What if I want to automatically test several sets of parameters?
You have set all parameters and done a simulation run. The result is negative (i.e. the concentrations don't oscillate correctly). You think you know which parameter you have to change to achieve a positive result, but you don't know how much you need to change it. There are two ways of finding that out:
- Change the parameter of interest by hand and do a simulation run. Look at the plot, and write down if that specific value works. Change the parameter again, do another simulation run, etc. If you want to test a large range of values (e.g. K from 1 to 1000 with stepsize 5), this approach is way too onerous (200 iterations). Instead, try the following:
- Use the function K_kd_iterate.m.
K_kd_iterate.m
Until now, only an iteration of K (zincfinger affinity) and kd (zincfinger degradation rate) has been implemented.
It works as follows: Create a vector with the values to be tested (of K and kd, respectively). Note that a higher K means a higher affinity (see the repression equation rep.m for details).

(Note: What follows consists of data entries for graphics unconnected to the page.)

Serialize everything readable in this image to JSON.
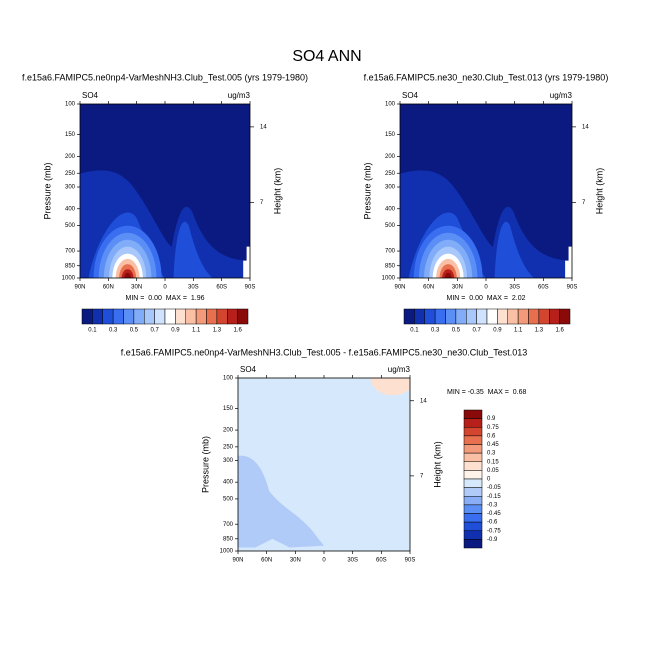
{
  "title": "SO4 ANN",
  "chart_data": [
    {
      "type": "contour",
      "subtitle": "f.e15a6.FAMIPC5.ne0np4-VarMeshNH3.Club_Test.005 (yrs 1979-1980)",
      "left_label": "SO4",
      "right_label": "ug/m3",
      "ylabel": "Pressure (mb)",
      "y2label": "Height (km)",
      "log_y": true,
      "ylim": [
        1000,
        100
      ],
      "yticks": [
        100,
        150,
        200,
        250,
        300,
        400,
        500,
        700,
        850,
        1000
      ],
      "y2lim": [
        0,
        16.12
      ],
      "y2ticks": [
        7,
        14
      ],
      "xlim": [
        90,
        -90
      ],
      "xticks": [
        {
          "value": 90,
          "label": "90N"
        },
        {
          "value": 60,
          "label": "60N"
        },
        {
          "value": 30,
          "label": "30N"
        },
        0,
        {
          "value": -30,
          "label": "30S"
        },
        {
          "value": -60,
          "label": "60S"
        },
        {
          "value": -90,
          "label": "90S"
        }
      ],
      "min_max": "MIN =  0.00  MAX =  1.96",
      "colorbar": {
        "orientation": "horizontal",
        "labels": [
          0.1,
          0.3,
          0.5,
          0.7,
          0.9,
          1.1,
          1.3,
          1.6
        ],
        "colors": [
          "#0b1a80",
          "#1030b0",
          "#1f4fd8",
          "#3a6ef0",
          "#5b8ff5",
          "#80acf8",
          "#a8c8fb",
          "#d0e2fd",
          "#ffffff",
          "#fde0d0",
          "#f9c0a5",
          "#f29a7a",
          "#e8704f",
          "#d44530",
          "#b61f1a",
          "#8a0a0a"
        ]
      }
    },
    {
      "type": "contour",
      "subtitle": "f.e15a6.FAMIPC5.ne30_ne30.Club_Test.013 (yrs 1979-1980)",
      "left_label": "SO4",
      "right_label": "ug/m3",
      "ylabel": "Pressure (mb)",
      "y2label": "Height (km)",
      "log_y": true,
      "ylim": [
        1000,
        100
      ],
      "yticks": [
        100,
        150,
        200,
        250,
        300,
        400,
        500,
        700,
        850,
        1000
      ],
      "y2lim": [
        0,
        16.12
      ],
      "y2ticks": [
        7,
        14
      ],
      "xlim": [
        90,
        -90
      ],
      "xticks": [
        {
          "value": 90,
          "label": "90N"
        },
        {
          "value": 60,
          "label": "60N"
        },
        {
          "value": 30,
          "label": "30N"
        },
        0,
        {
          "value": -30,
          "label": "30S"
        },
        {
          "value": -60,
          "label": "60S"
        },
        {
          "value": -90,
          "label": "90S"
        }
      ],
      "min_max": "MIN =  0.00  MAX =  2.02",
      "colorbar": {
        "orientation": "horizontal",
        "labels": [
          0.1,
          0.3,
          0.5,
          0.7,
          0.9,
          1.1,
          1.3,
          1.6
        ],
        "colors": [
          "#0b1a80",
          "#1030b0",
          "#1f4fd8",
          "#3a6ef0",
          "#5b8ff5",
          "#80acf8",
          "#a8c8fb",
          "#d0e2fd",
          "#ffffff",
          "#fde0d0",
          "#f9c0a5",
          "#f29a7a",
          "#e8704f",
          "#d44530",
          "#b61f1a",
          "#8a0a0a"
        ]
      }
    },
    {
      "type": "contour",
      "subtitle": "f.e15a6.FAMIPC5.ne0np4-VarMeshNH3.Club_Test.005 - f.e15a6.FAMIPC5.ne30_ne30.Club_Test.013",
      "left_label": "SO4",
      "right_label": "ug/m3",
      "ylabel": "Pressure (mb)",
      "y2label": "Height (km)",
      "log_y": true,
      "ylim": [
        1000,
        100
      ],
      "yticks": [
        100,
        150,
        200,
        250,
        300,
        400,
        500,
        700,
        850,
        1000
      ],
      "y2lim": [
        0,
        16.12
      ],
      "y2ticks": [
        7,
        14
      ],
      "xlim": [
        90,
        -90
      ],
      "xticks": [
        {
          "value": 90,
          "label": "90N"
        },
        {
          "value": 60,
          "label": "60N"
        },
        {
          "value": 30,
          "label": "30N"
        },
        0,
        {
          "value": -30,
          "label": "30S"
        },
        {
          "value": -60,
          "label": "60S"
        },
        {
          "value": -90,
          "label": "90S"
        }
      ],
      "min_max": "MIN = -0.35  MAX =  0.68",
      "colorbar": {
        "orientation": "vertical",
        "labels": [
          0.9,
          0.75,
          0.6,
          0.45,
          0.3,
          0.15,
          0.05,
          0,
          -0.05,
          -0.15,
          -0.3,
          -0.45,
          -0.6,
          -0.75,
          -0.9
        ],
        "colors": [
          "#8a0a0a",
          "#b61f1a",
          "#d44530",
          "#e8704f",
          "#f29a7a",
          "#f9c0a5",
          "#fde0d0",
          "#fff3ea",
          "#d6e8fb",
          "#b0cbf8",
          "#8aaef5",
          "#5b8ff5",
          "#3a6ef0",
          "#1f4fd8",
          "#1030b0",
          "#0b1a80"
        ]
      }
    }
  ]
}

K_kd_iterate.m calls maincounter_iterate.m for every possible combination of K and kd. Be careful not to chose too large vectors. If you try 20 values for K and 20 values for kd, the computation takes a little more than ten (!) minutes.
maincounter_iterate.m
maincounter_iterate.m is the same as maincounter.m, only adapted to be used by K_kd_iterate.m (i.e. you can't set the parameters K and kd anymore).